Social sustainability in Greenland

Picture of people working on a polar bear sculpture.
The eight-metre-high polar bear made of papier mâché represents the strengths the disadvantaged people in Greenland.
“The polar bear’s strength – our strength” is about social sustainability and works on realising UN Sustainability Development Goal No. 8. VIA is forming and researching sustainable solutions that can create a better future.

“The Polar Bear’s Strength – Our Strength” is based on UN sustainability development goal No. 8: “We are working to create inclusive and sustainable growth. There needs to be good opportunities for entrepreneurship, innovation and creativity; and vulnerable groups, such as people with disabilities and young people without an education, need to be ensured better access to the labour market”.

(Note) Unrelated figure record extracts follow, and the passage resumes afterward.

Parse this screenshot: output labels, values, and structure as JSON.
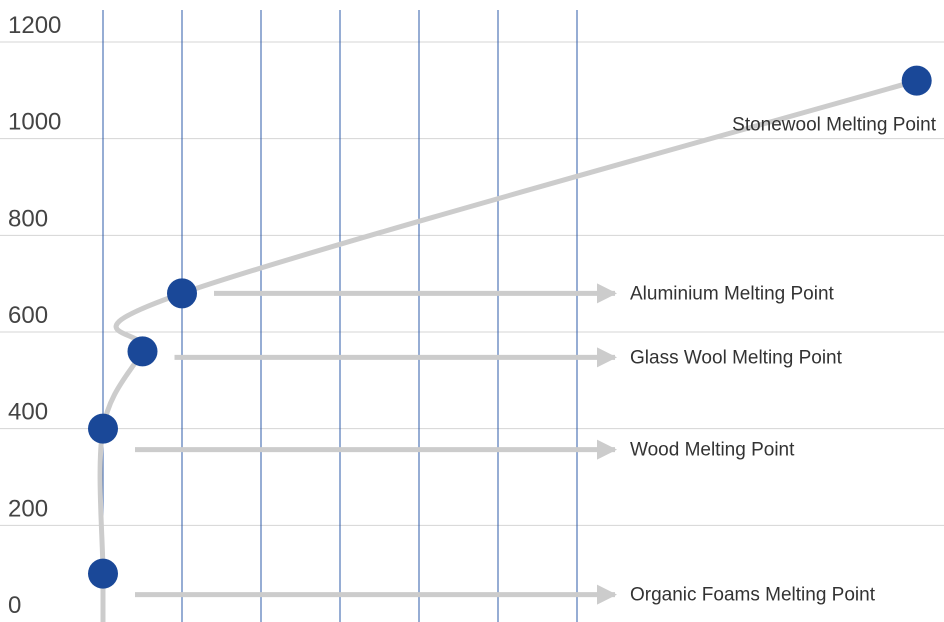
{
  "chart_data": {
    "type": "scatter",
    "title": "",
    "xlabel": "",
    "ylabel": "",
    "ylim": [
      0,
      1200
    ],
    "y_ticks": [
      {
        "value": 0,
        "label": "0"
      },
      {
        "value": 200,
        "label": "200"
      },
      {
        "value": 400,
        "label": "400"
      },
      {
        "value": 600,
        "label": "600"
      },
      {
        "value": 800,
        "label": "800"
      },
      {
        "value": 1000,
        "label": "1000"
      },
      {
        "value": 1200,
        "label": "1200"
      }
    ],
    "x_gridlines": 7,
    "grid": {
      "horizontal": true,
      "vertical": true
    },
    "series": [
      {
        "points": [
          {
            "x": 0.0,
            "y": 100,
            "label": "Organic Foams Melting Point",
            "arrow": true
          },
          {
            "x": 0.0,
            "y": 400,
            "label": "Wood Melting Point",
            "arrow": true
          },
          {
            "x": 0.5,
            "y": 560,
            "label": "Glass Wool Melting Point",
            "arrow": true
          },
          {
            "x": 1.0,
            "y": 680,
            "label": "Aluminium Melting Point",
            "arrow": true
          },
          {
            "x": 10.3,
            "y": 1120,
            "label": "Stonewool Melting Point",
            "arrow": false
          }
        ]
      }
    ],
    "colors": {
      "point": "#1a4898",
      "curve": "#cccccc",
      "arrow": "#cccccc",
      "vertical_grid": "#2e5ba8",
      "horizontal_grid": "#d4d4d4",
      "text": "#333333"
    }
  }
}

It is easy to stand out in small communities in villages and towns, where the particular challenges are sometimes greater than the strength of the individual. Children and young people are stigmatised by negative living conditions and are often met with a focus on the particular factor that makes the child or young person ‘socially disadvantaged’. Their strengths do not receive the same focus.

“The Polar Bear’s Strength – Our Strength” is to raise awareness of the strengths of vulnerable and disadvantaged people in Greenland. Strengths are made visible through cultural events in several different towns in Greenland (later also in Denmark), where the eye-catching, eight-metre-high polar bear of papier mâché is to form a symbolic framework for events focusing on the strengths of the participants.

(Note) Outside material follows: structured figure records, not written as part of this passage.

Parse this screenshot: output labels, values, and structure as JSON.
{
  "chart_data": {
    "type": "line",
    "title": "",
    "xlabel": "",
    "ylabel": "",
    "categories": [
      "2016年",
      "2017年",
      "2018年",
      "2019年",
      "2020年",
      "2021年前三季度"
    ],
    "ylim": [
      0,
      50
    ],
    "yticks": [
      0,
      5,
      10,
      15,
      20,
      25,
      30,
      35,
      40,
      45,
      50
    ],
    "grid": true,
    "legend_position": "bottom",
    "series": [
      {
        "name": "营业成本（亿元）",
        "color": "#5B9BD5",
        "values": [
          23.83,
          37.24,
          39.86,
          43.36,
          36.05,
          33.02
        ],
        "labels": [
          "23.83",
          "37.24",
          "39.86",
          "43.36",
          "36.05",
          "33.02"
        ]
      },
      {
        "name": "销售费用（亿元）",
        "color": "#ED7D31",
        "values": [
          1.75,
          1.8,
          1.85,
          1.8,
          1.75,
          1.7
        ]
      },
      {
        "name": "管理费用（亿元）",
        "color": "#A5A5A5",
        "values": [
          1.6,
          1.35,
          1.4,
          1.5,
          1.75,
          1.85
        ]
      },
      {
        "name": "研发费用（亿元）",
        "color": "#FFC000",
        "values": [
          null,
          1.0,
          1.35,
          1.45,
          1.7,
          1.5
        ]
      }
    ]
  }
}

Through equal collaboration on aesthetic and cultural activities, the project will involve as many participants as possible in creative co-creation processes. It is to create empowerment and make visible those strengths that also exist in the local community. Thereby giving disadvantaged youth, in particular, a mouthpiece to the outside world.

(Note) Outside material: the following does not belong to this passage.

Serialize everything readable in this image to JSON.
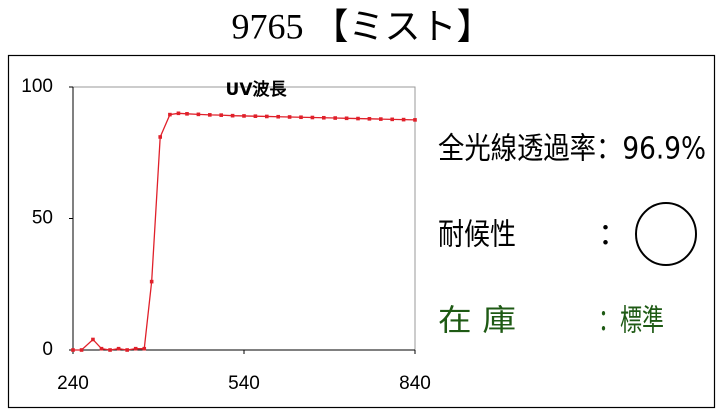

That mouthpiece is to focus on the strengths of young people in vulnerable positions who, by telling their story, get a voice, become visible and have a positive experience.

During the project, new methods and new knowledge are to be developed simultaneously in relation to the pedagogical work with those who are disadvantaged. Those methods and knowledge need to be integrated into the early childhood and preschool educational programmes in Greenland and serve as inspiration for didactic considerations in youth and sector educational programmes, too.